44 | La Lettre du Cancérologue • Vol. XXV - n° 2 - février 2016
ÉDITORIAL
Le cholangiocarcinome :
de l’abandon à la compréhension…
Cholangiocarcinoma: once ignored to better understood
Longtemps classé parmi les tumeurs rares du foie dont on connaissait simplement le pronostic effroyable, le cholangiocarcinome était la tumeur orpheline du foie. Jusqu’au début de ce siècle, on savait qu’elle était rare, souvent volumineuse à la découverte, faiblement chimiosensible
et non transplantable du fait de son extension ganglionnaire très fréquente.
Beaucoup d’auteurs mélangeaient dans cette entité les cholangiocarcinomes intra- et extrahépatiques, en y incluant même parfois les cancers de la vésicule biliaire. Qu’elle soit due à des modifications de nomenclature ou à un véritable accroissement du nombre de cas, l’augmentation globale de l’incidence du cholangiocarcinome, en particulier dans les pays occidentaux, a eu comme conséquence un regain d’intérêt franc et massif des anatomopathologistes, des hépatologues, des chirurgiens et des oncologues pour cette tumeur.
Le cholangiocarcinome, qui apparaît vraiment maintenant
comme l’autre tumeur primitive du foie après le carcinome hépatocellulaire, n’est plus le parent pauvre de l’oncologie hépatique.
Depuis le début des années 2000, de nombreux travaux ont montré que, plus que dans le carcinome hépatocellulaire, il était nécessaire de bien distinguer des formes très différentes au sein de cette entité nosologique particulière. Si, globalement, le carcinome hépatocellulaire ne diffère que par son degré de différenciation, le cholangiocarcinome est, lui, beaucoup plus hétérogène, aussi bien dans ses caractéristiques anatomopathologiques que dans sa présentation clinique et, donc, sa prise en charge et son pronostic. Le cholangiocarcinome n’est pas simplement intra- ou extrahépatique, il est, par exemple, intrahépatique périphérique ou périhilaire, à envahissement endobiliaire ou péribiliaire, sur un foie sain ou sur une cirrhose. C’est l’analyse, en réunion de concertation pluridisciplinaire, de ces différents paramètres, parfois sans la possibilité d’un prélèvement histologique, qui permettra de proposer la meilleure solution thérapeutique en termes de durée et de qualité de vie.

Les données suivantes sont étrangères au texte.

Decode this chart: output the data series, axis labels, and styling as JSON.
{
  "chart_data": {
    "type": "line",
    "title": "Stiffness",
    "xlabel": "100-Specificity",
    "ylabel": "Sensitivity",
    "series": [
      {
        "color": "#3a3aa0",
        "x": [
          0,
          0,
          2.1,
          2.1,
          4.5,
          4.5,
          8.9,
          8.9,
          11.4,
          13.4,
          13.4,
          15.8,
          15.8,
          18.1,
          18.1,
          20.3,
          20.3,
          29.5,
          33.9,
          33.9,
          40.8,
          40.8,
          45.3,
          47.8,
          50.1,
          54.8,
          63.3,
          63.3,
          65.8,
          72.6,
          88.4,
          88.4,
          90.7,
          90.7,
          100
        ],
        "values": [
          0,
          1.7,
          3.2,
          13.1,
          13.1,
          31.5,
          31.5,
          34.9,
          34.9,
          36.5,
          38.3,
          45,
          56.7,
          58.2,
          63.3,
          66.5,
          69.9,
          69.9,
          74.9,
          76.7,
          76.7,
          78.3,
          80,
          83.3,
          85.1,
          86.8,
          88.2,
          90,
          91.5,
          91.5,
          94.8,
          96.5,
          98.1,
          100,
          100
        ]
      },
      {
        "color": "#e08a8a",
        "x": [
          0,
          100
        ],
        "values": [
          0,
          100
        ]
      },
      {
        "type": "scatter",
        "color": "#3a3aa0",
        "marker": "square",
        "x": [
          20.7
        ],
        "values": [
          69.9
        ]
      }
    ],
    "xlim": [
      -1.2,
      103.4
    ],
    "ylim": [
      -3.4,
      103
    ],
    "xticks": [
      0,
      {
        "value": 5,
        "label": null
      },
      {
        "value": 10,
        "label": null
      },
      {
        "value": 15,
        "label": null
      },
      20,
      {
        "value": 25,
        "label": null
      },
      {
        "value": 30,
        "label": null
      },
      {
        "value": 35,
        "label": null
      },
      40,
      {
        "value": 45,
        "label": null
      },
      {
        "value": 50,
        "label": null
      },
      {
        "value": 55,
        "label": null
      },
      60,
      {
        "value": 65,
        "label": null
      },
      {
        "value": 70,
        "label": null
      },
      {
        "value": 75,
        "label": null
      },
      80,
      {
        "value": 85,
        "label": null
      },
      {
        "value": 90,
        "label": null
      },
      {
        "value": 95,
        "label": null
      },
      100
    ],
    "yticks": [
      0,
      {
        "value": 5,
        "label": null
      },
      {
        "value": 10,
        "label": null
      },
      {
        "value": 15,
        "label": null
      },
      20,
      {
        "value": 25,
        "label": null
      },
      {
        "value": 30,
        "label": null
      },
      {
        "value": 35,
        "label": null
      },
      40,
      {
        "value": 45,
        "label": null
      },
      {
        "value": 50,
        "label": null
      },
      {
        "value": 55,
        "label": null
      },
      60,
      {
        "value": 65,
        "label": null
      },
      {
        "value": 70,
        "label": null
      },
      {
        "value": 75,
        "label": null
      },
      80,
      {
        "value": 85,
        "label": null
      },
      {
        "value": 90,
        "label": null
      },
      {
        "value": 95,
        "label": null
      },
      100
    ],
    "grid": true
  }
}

Le rôle de ce dossier spécial de la Lettre du Cancérologue est de faire le point sur la complexité et l’intérêt de cette pathologie que l’on connaît mieux et que l’on traite donc plus précisément. Par souci de clarté, j’ai exclu le cancer de la vésicule biliaire de ce numéro, mais j’ai réuni les spécialistes français du cholangiocarcinome. Dans ces pages, on découvrira l’importance de l’analyse histologique et immunophénotypique de cette tumeur en fonction de sa localisation dans le foie, les bonnes et les mauvaises indications de la chirurgie, les nouvelles pistes en oncologie et le rôle potentiel de la transplantation hépatique dans les petits cholangiocarcinomes sur cirrhose ou après radiochimiothérapie dans les cholangiocarcinomes périhilaires.
Au total, un numéro riche sur une pathologie complexe et passionnante pour laquelle beaucoup de progrès sont encore à faire, mais maintenant sur des entités nosologiques plus précises.
Dr Éric Vibert
Centre hépato-biliaire, Inserm U1993, AP-HP, hôpital Paul-Brousse, Villejuif.
É. Vibert déclare être membre du Board Bayer Healthcare et consultant pour Nanobiotix.